The Supreme Court held that bail, including anticipatory bail, for offences under Section 447 (punishment for fraud) of the Companies Act, 2013, cannot be granted unless the twin conditions laid down in Section 212(6) are satisfied.
According to Section 212(6), which pertains to investigations by the Serious Fraud Investigation Office (SFIO), offences under Section 447 are cognizable and subject to stricter bail conditions. These conditions require: (1) that the Public Prosecutor is given an opportunity to oppose the bail application; and (2) if opposed, the court must be satisfied that there are reasonable grounds to believe that the accused is not guilty and is unlikely to commit any offence while on bail. A bench comprising Justices Bela M. Trivedi and Satish Chandra Sharma emphasized that these conditions are mandatory. The Court relied on the precedent set in Vijay Madanlal Choudhary & Others v. Union of India & Others, which upheld the constitutional validity of similar twin conditions under Section 45 of the Prevention of Money Laundering Act (PMLA), asserting that these stringent standards apply even to anticipatory bail. Additionally, the Court cited Union of India through Assistant Director v. Kanhaiya Prasad, where it was held that bail orders lacking proper reasoning and not addressing mandatory bail conditions are perverse and liable to be overturned.

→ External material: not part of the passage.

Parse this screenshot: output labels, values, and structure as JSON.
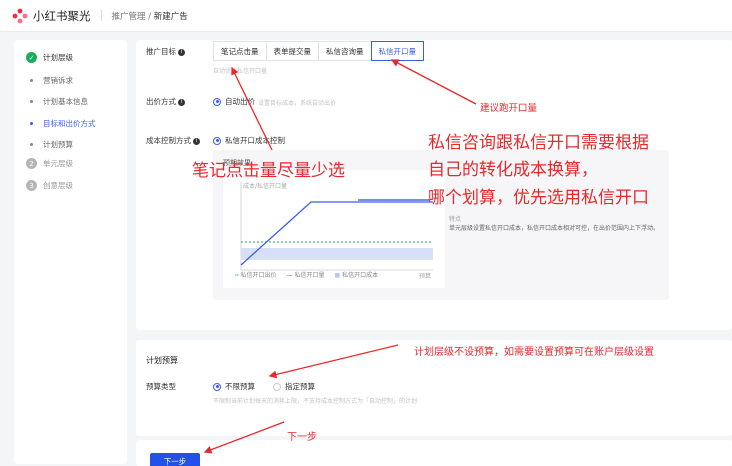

This observation came in the context of setting aside a bail order passed by the Punjab and Haryana High Court, which had drawn a distinction between the PMLA and the Companies Act while granting bail to the respondents.
The High Court observed, "The Companies Act, is a complete Statute in itself and distinguishable from PMLA Act which was brought out to prescribe the procedures and penalties for economic offences. The gravity for the economic offences will have to be gathered from the facts and circumstances of each case and in such circumstances, while considering the application for bail, the Court will have to deal with the same, being sensitive to the nature of allegation made against the accused. This Court also cannot lose sight of the fact that even if the allegation is one of grave economic offence, it is not a rule that bail should be denied in every case since there is no such bar created in the relevant enactment passed by the legislature nor does the bail jurisprudence provide so."

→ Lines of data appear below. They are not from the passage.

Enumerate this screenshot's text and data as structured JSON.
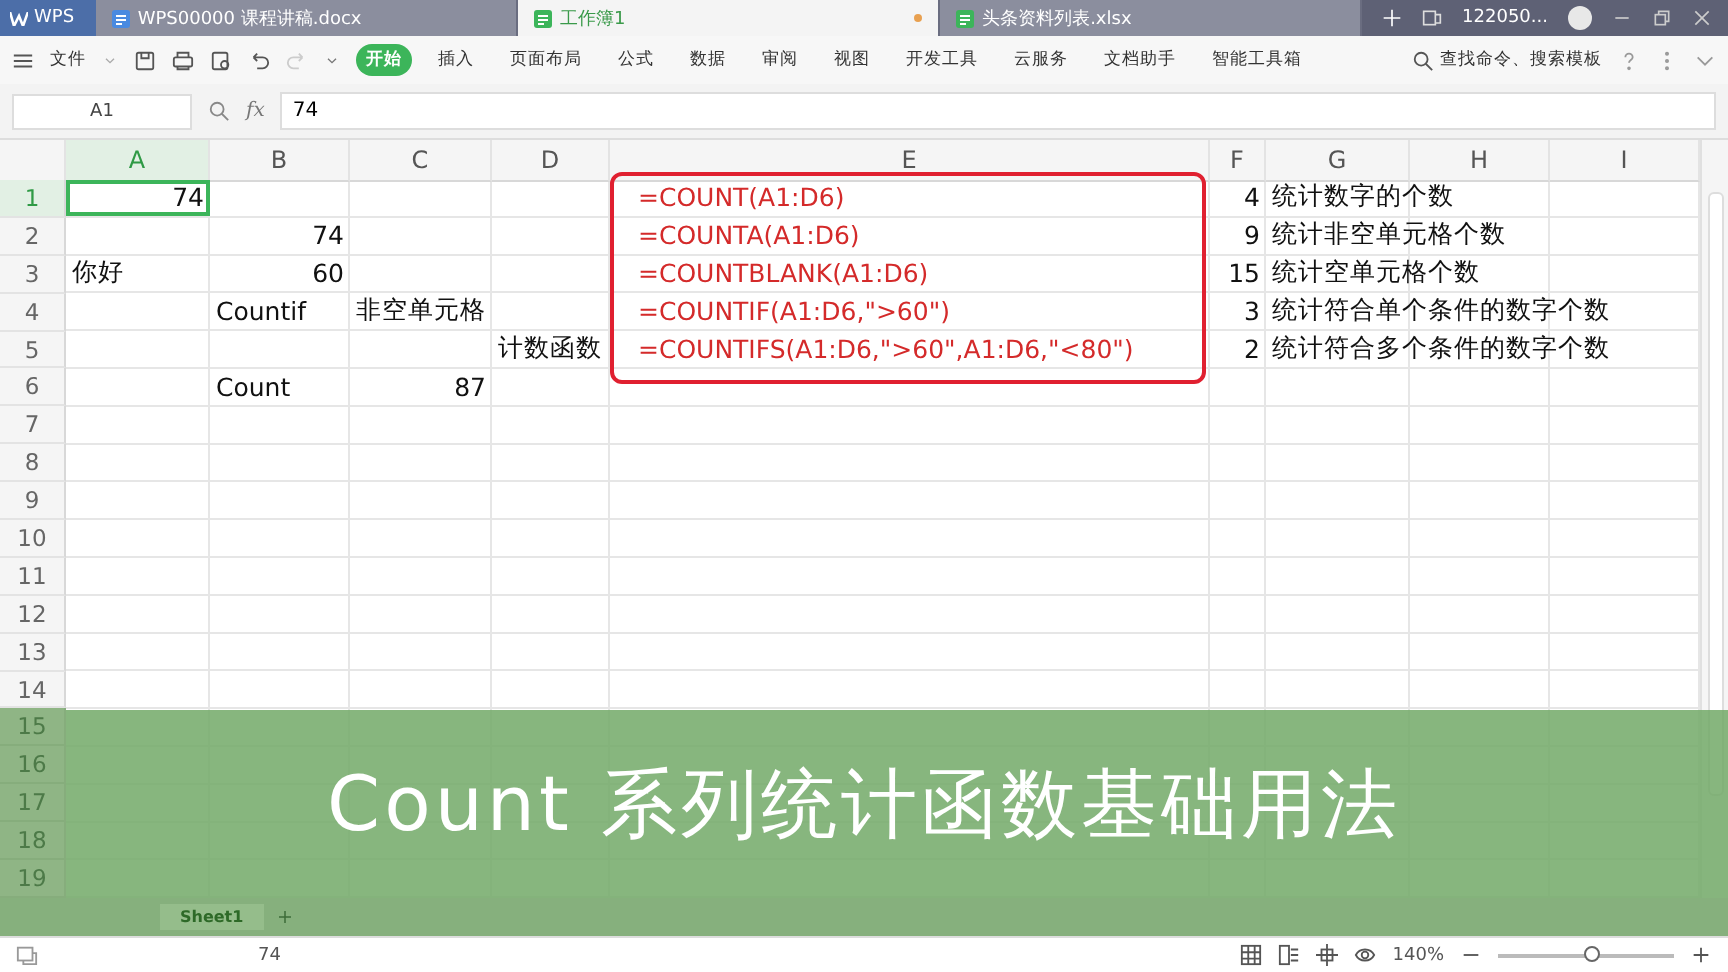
{
  "title_bar": {
    "app": "WPS",
    "tabs": [
      {
        "label": "WPS00000 课程讲稿.docx",
        "kind": "doc",
        "selected": false
      },
      {
        "label": "工作簿1",
        "kind": "sheet",
        "selected": true
      },
      {
        "label": "头条资料列表.xlsx",
        "kind": "sheet",
        "selected": false
      }
    ],
    "user": "122050..."
  },
  "toolbar": {
    "file_menu": "文件",
    "menu_items": [
      {
        "label": "开始",
        "selected": true
      },
      {
        "label": "插入",
        "selected": false
      },
      {
        "label": "页面布局",
        "selected": false
      },
      {
        "label": "公式",
        "selected": false
      },
      {
        "label": "数据",
        "selected": false
      },
      {
        "label": "审阅",
        "selected": false
      },
      {
        "label": "视图",
        "selected": false
      },
      {
        "label": "开发工具",
        "selected": false
      },
      {
        "label": "云服务",
        "selected": false
      },
      {
        "label": "文档助手",
        "selected": false
      },
      {
        "label": "智能工具箱",
        "selected": false
      }
    ],
    "search": {
      "placeholder": "查找命令、搜索模板"
    }
  },
  "formula_bar": {
    "name_box": "A1",
    "fx": "fx",
    "value": "74"
  },
  "sheet": {
    "columns": [
      "A",
      "B",
      "C",
      "D",
      "E",
      "F",
      "G",
      "H",
      "I"
    ],
    "rows": [
      {
        "label": "1",
        "cells": {
          "A": {
            "text": "74",
            "kind": "number",
            "selected": true
          },
          "E": {
            "text": "=COUNT(A1:D6)",
            "kind": "formula",
            "selected": false
          },
          "F": {
            "text": "4",
            "kind": "number",
            "selected": false
          },
          "G": {
            "text": "统计数字的个数",
            "kind": "text",
            "selected": false
          }
        }
      },
      {
        "label": "2",
        "cells": {
          "B": {
            "text": "74",
            "kind": "number",
            "selected": false
          },
          "E": {
            "text": "=COUNTA(A1:D6)",
            "kind": "formula",
            "selected": false
          },
          "F": {
            "text": "9",
            "kind": "number",
            "selected": false
          },
          "G": {
            "text": "统计非空单元格个数",
            "kind": "text",
            "selected": false
          }
        }
      },
      {
        "label": "3",
        "cells": {
          "A": {
            "text": "你好",
            "kind": "text",
            "selected": false
          },
          "B": {
            "text": "60",
            "kind": "number",
            "selected": false
          },
          "E": {
            "text": "=COUNTBLANK(A1:D6)",
            "kind": "formula",
            "selected": false
          },
          "F": {
            "text": "15",
            "kind": "number",
            "selected": false
          },
          "G": {
            "text": "统计空单元格个数",
            "kind": "text",
            "selected": false
          }
        }
      },
      {
        "label": "4",
        "cells": {
          "B": {
            "text": "Countif",
            "kind": "text",
            "selected": false
          },
          "C": {
            "text": "非空单元格",
            "kind": "text",
            "selected": false
          },
          "E": {
            "text": "=COUNTIF(A1:D6,\">60\")",
            "kind": "formula",
            "selected": false
          },
          "F": {
            "text": "3",
            "kind": "number",
            "selected": false
          },
          "G": {
            "text": "统计符合单个条件的数字个数",
            "kind": "text",
            "selected": false
          }
        }
      },
      {
        "label": "5",
        "cells": {
          "D": {
            "text": "计数函数",
            "kind": "text",
            "selected": false
          },
          "E": {
            "text": "=COUNTIFS(A1:D6,\">60\",A1:D6,\"<80\")",
            "kind": "formula",
            "selected": false
          },
          "F": {
            "text": "2",
            "kind": "number",
            "selected": false
          },
          "G": {
            "text": "统计符合多个条件的数字个数",
            "kind": "text",
            "selected": false
          }
        }
      },
      {
        "label": "6",
        "cells": {
          "B": {
            "text": "Count",
            "kind": "text",
            "selected": false
          },
          "C": {
            "text": "87",
            "kind": "number",
            "selected": false
          }
        }
      },
      {
        "label": "7"
      },
      {
        "label": "8"
      },
      {
        "label": "9"
      },
      {
        "label": "10"
      },
      {
        "label": "11"
      },
      {
        "label": "12"
      },
      {
        "label": "13"
      },
      {
        "label": "14"
      },
      {
        "label": "15"
      },
      {
        "label": "16"
      },
      {
        "label": "17"
      },
      {
        "label": "18"
      },
      {
        "label": "19"
      }
    ],
    "sheet_tabs": [
      {
        "label": "Sheet1",
        "selected": true
      }
    ]
  },
  "caption": "Count 系列统计函数基础用法",
  "status_bar": {
    "value": "74",
    "zoom": "140%",
    "zoom_level": {
      "level": 0.53
    }
  }
}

The High Court had also observed that a review petition against the Vijay Madanlal judgment is still pending, along with the constitutional challenge to Section 212(6) of the Companies Act, which is currently under consideration by the Supreme Court.
In the present case, the Respondents, including companies under the Adarsh Group, were accused of committing economic offences. Following these allegations, the Ministry of Corporate Affairs directed the Serious Fraud Investigation Office (SFIO) to investigate various violations under the Companies Acts of 1956 and 2013. The SFIO found that Adarsh Credit Cooperative Society Limited (ACCSL), a Multi-State Cooperative Society, had illegally disbursed loans worth Rs.1700 crore to 70 Adarsh Group companies under its control, as well as to other related entities. These transactions violated legal norms since companies are barred from being members of multi-state credit cooperative societies, and the loans were procured using forged financial documents.
Following the SFIO investigation, a criminal complaint was filed in the Special Court under several provisions of the Companies Acts, the LLP Act, and the CrPC. The Respondents failed to appear despite being summoned, leading the court to issue non-bailable warrants and initiate proceedings under the proclamation of offenders. Their anticipatory bail plea was rejected by the Special Court, after which they approached the Punjab and Haryana High Court, which granted them bail. However, the Supreme Court, while cancelling the bail, criticized the High Court for overlooking the Respondents’ non-cooperation with investigative authorities.